Il governo centrale siriano ha annunciato di aver raggiunto un accordo per un cessate il fuoco con i combattenti curdi delle Forze democratiche siriane (SDF).
L’accordo, firmato dal presidente Ahmed al Sharaa e da Mazloum Abdi, comandante delle SDF e leader di fatto dei curdi siriani, avrà effetto immediato e mette fine a due settimane di scontri tra le SDF e le milizie del governo. È parte di un più ampio accordo che prevede l’integrazione delle SDF nell’esercito siriano e nelle istituzioni statali, e quindi il loro scioglimento come forze autonome.
Al Sharaa ha detto che il nuovo accordo permetterà al governo centrale di riprendere il controllo di tre province a nord-est: Hasakah, Deir Ezzor e Raqqa. Le autorità siriane assumeranno il controllo delle istituzioni civili, dei valichi di frontiera e dei giacimenti di petrolio e gas che finora avevano sostenuto il governo indipendente curdo.
Il personale militare e di sicurezza delle SDF sarà integrato nei ministeri della Difesa e dell’Interno della Siria (dovrà superare un processo di verifica). Il governo centrale si assumerà la responsabilità delle prigioni e dei campi di detenzione che ospitano decine di migliaia di combattenti stranieri dell’ISIS e le loro famiglie, e che finora erano gestiti dalle forze curde. Ha infine espresso l’impegno a riconoscere i diritti culturali e linguistici dei curdi: ha detto che riconoscerà il curdo come lingua ufficiale insieme all’arabo, e il Nowruz, il Capodanno curdo, come festa nazionale.

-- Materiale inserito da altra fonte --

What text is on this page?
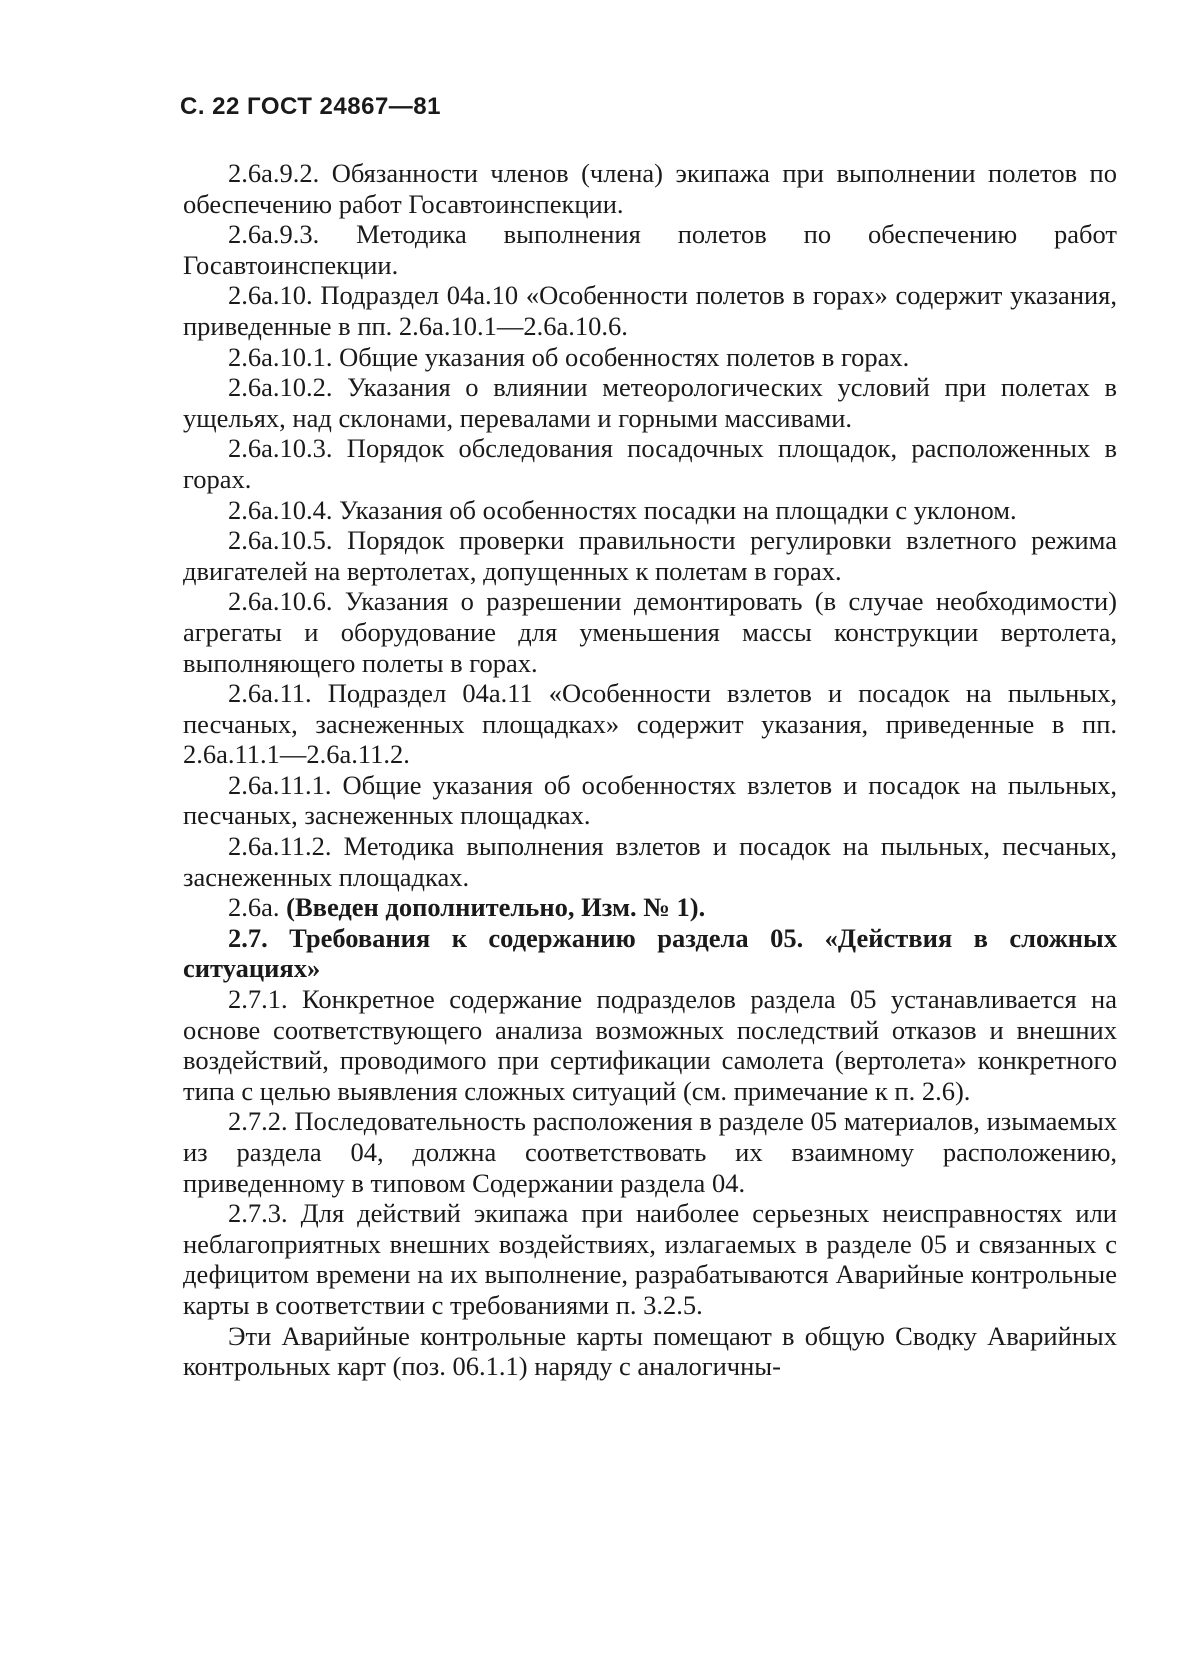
С. 22 ГОСТ 24867—81

2.6а.9.2. Обязанности членов (члена) экипажа при выполнении полетов по обеспечению работ Госавтоинспекции.

2.6а.9.3. Методика выполнения полетов по обеспечению работ Госавтоинспекции.

2.6а.10. Подраздел 04а.10 «Особенности полетов в горах» содержит указания, приведенные в пп. 2.6а.10.1—2.6а.10.6.

2.6а.10.1. Общие указания об особенностях полетов в горах.

2.6а.10.2. Указания о влиянии метеорологических условий при полетах в ущельях, над склонами, перевалами и горными массивами.

2.6а.10.3. Порядок обследования посадочных площадок, расположенных в горах.

2.6а.10.4. Указания об особенностях посадки на площадки с уклоном.

2.6а.10.5. Порядок проверки правильности регулировки взлетного режима двигателей на вертолетах, допущенных к полетам в горах.

2.6а.10.6. Указания о разрешении демонтировать (в случае необходимости) агрегаты и оборудование для уменьшения массы конструкции вертолета, выполняющего полеты в горах.

2.6а.11. Подраздел 04а.11 «Особенности взлетов и посадок на пыльных, песчаных, заснеженных площадках» содержит указания, приведенные в пп. 2.6а.11.1—2.6а.11.2.

2.6а.11.1. Общие указания об особенностях взлетов и посадок на пыльных, песчаных, заснеженных площадках.

2.6а.11.2. Методика выполнения взлетов и посадок на пыльных, песчаных, заснеженных площадках.

2.6а. (Введен дополнительно, Изм. № 1).

2.7. Требования к содержанию раздела 05. «Действия в сложных ситуациях»

2.7.1. Конкретное содержание подразделов раздела 05 устанавливается на основе соответствующего анализа возможных последствий отказов и внешних воздействий, проводимого при сертификации самолета (вертолета» конкретного типа с целью выявления сложных ситуаций (см. примечание к п. 2.6).

2.7.2. Последовательность расположения в разделе 05 материалов, изымаемых из раздела 04, должна соответствовать их взаимному расположению, приведенному в типовом Содержании раздела 04.

2.7.3. Для действий экипажа при наиболее серьезных неисправностях или неблагоприятных внешних воздействиях, излагаемых в разделе 05 и связанных с дефицитом времени на их выполнение, разрабатываются Аварийные контрольные карты в соответствии с требованиями п. 3.2.5.

Эти Аварийные контрольные карты помещают в общую Сводку Аварийных контрольных карт (поз. 06.1.1) наряду с аналогичны-
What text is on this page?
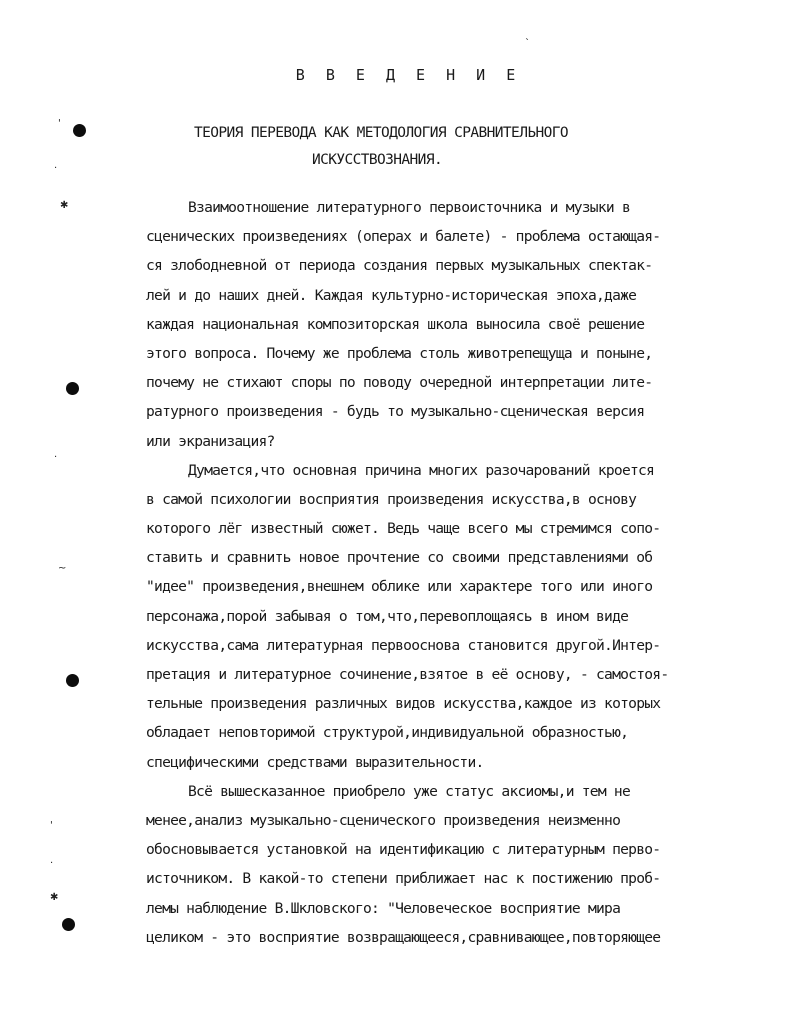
'
·
✱
·
~
'
·
✱
ˋ
В В Е Д Е Н И Е
ТЕОРИЯ ПЕРЕВОДА КАК МЕТОДОЛОГИЯ СРАВНИТЕЛЬНОГО
ИСКУССТВОЗНАНИЯ.
Взаимоотношение литературного первоисточника и музыки в
сценических произведениях (операх и балете) - проблема остающая-
ся злободневной от периода создания первых музыкальных спектак-
лей и до наших дней. Каждая культурно-историческая эпоха,даже
каждая национальная композиторская школа выносила своё решение
этого вопроса. Почему же проблема столь животрепещуща и поныне,
почему не стихают споры по поводу очередной интерпретации лите-
ратурного произведения - будь то музыкально-сценическая версия
или экранизация?
Думается,что основная причина многих разочарований кроется
в самой психологии восприятия произведения искусства,в основу
которого лёг известный сюжет. Ведь чаще всего мы стремимся сопо-
ставить и сравнить новое прочтение со своими представлениями об
"идее" произведения,внешнем облике или характере того или иного
персонажа,порой забывая о том,что,перевоплощаясь в ином виде
искусства,сама литературная первооснова становится другой.Интер-
претация и литературное сочинение,взятое в её основу, - самостоя-
тельные произведения различных видов искусства,каждое из которых
обладает неповторимой структурой,индивидуальной образностью,
специфическими средствами выразительности.
Всё вышесказанное приобрело уже статус аксиомы,и тем не
менее,анализ музыкально-сценического произведения неизменно
обосновывается установкой на идентификацию с литературным перво-
источником. В какой-то степени приближает нас к постижению проб-
лемы наблюдение В.Шкловского: "Человеческое восприятие мира
целиком - это восприятие возвращающееся,сравнивающее,повторяющее
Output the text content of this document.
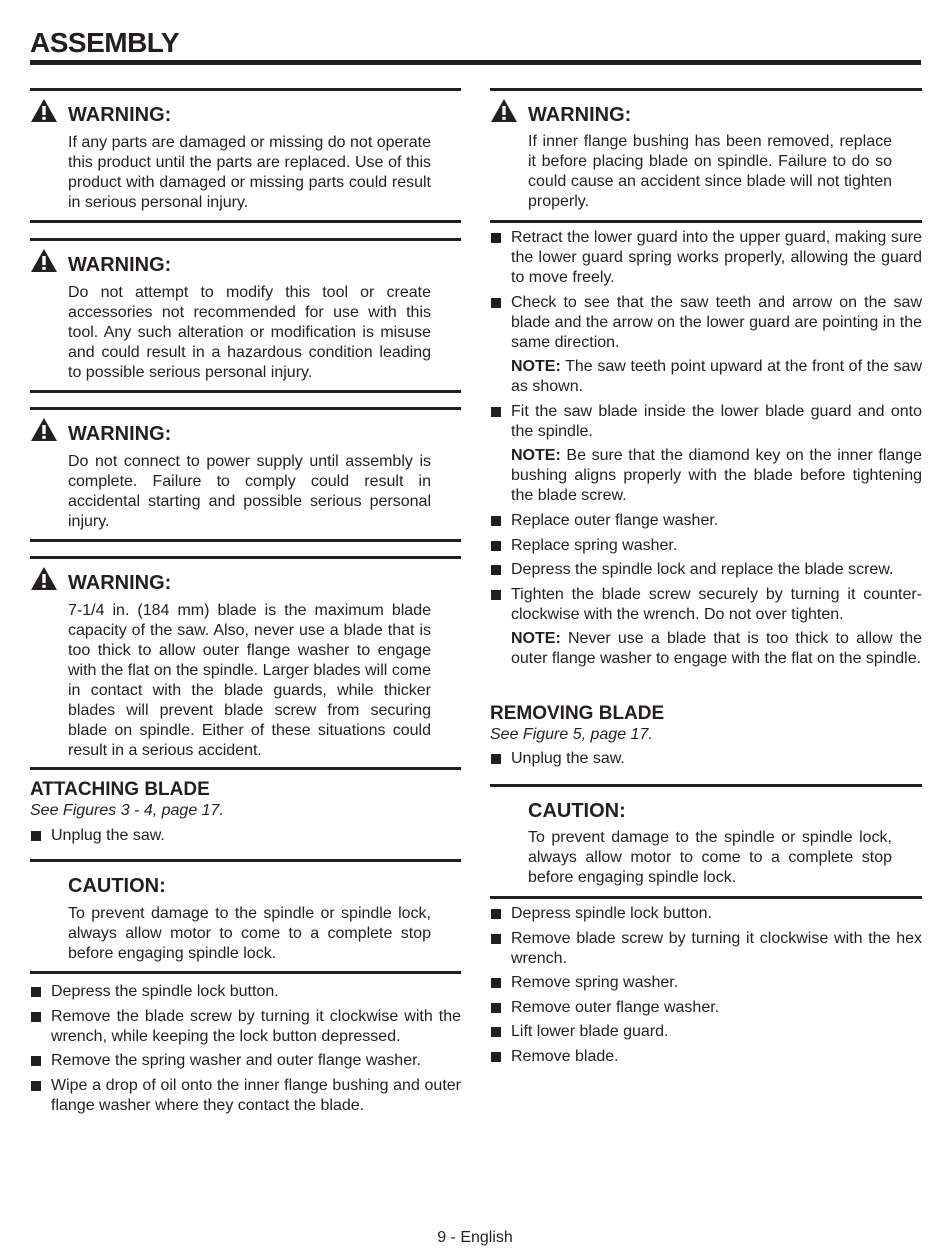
ASSEMBLY
WARNING:
If any parts are damaged or missing do not operate this product until the parts are replaced. Use of this product with damaged or missing parts could result in serious personal injury.
WARNING:
Do not attempt to modify this tool or create accessories not recommended for use with this tool. Any such alteration or modification is misuse and could result in a hazardous condition leading to possible serious personal injury.
WARNING:
Do not connect to power supply until assembly is complete. Failure to comply could result in accidental starting and possible serious personal injury.
WARNING:
7-1/4 in. (184 mm) blade is the maximum blade capacity of the saw. Also, never use a blade that is too thick to allow outer flange washer to engage with the flat on the spindle. Larger blades will come in contact with the blade guards, while thicker blades will prevent blade screw from securing blade on spindle. Either of these situations could result in a serious accident.
ATTACHING BLADE
See Figures 3 - 4, page 17.
Unplug the saw.
CAUTION:
To prevent damage to the spindle or spindle lock, always allow motor to come to a complete stop before engaging spindle lock.
Depress the spindle lock button.
Remove the blade screw by turning it clockwise with the wrench, while keeping the lock button depressed.
Remove the spring washer and outer flange washer.
Wipe a drop of oil onto the inner flange bushing and outer flange washer where they contact the blade.
WARNING:
If inner flange bushing has been removed, replace it before placing blade on spindle. Failure to do so could cause an accident since blade will not tighten properly.
Retract the lower guard into the upper guard, making sure the lower guard spring works properly, allowing the guard to move freely.
Check to see that the saw teeth and arrow on the saw blade and the arrow on the lower guard are pointing in the same direction.
NOTE: The saw teeth point upward at the front of the saw as shown.
Fit the saw blade inside the lower blade guard and onto the spindle.
NOTE: Be sure that the diamond key on the inner flange bushing aligns properly with the blade before tightening the blade screw.
Replace outer flange washer.
Replace spring washer.
Depress the spindle lock and replace the blade screw.
Tighten the blade screw securely by turning it counter-clockwise with the wrench. Do not over tighten.
NOTE: Never use a blade that is too thick to allow the outer flange washer to engage with the flat on the spindle.
REMOVING BLADE
See Figure 5, page 17.
Unplug the saw.
CAUTION:
To prevent damage to the spindle or spindle lock, always allow motor to come to a complete stop before engaging spindle lock.
Depress spindle lock button.
Remove blade screw by turning it clockwise with the hex wrench.
Remove spring washer.
Remove outer flange washer.
Lift lower blade guard.
Remove blade.
9 - English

I curdi sono circa il dieci per cento della popolazione della Siria, ma durante la guerra civile siriana, cominciata nel 2011 e finita nel 2024, erano riusciti a ottenere il controllo di circa il 30 per cento del paese, a nord-est. Finora in quella zona, che si chiama “Rojava Kurdistan” (cioè “Kurdistan occidentale”), i curdi hanno avuto un proprio governo di fatto indipendente e, appunto, le proprie forze armate.
I negoziati per integrare i curdi nell’esercito siriano sono in corso da mesi, ma i risultati erano stati parziali perché i curdi temevano che abbandonando le proprie armi avrebbero perso la propria autonomia politica.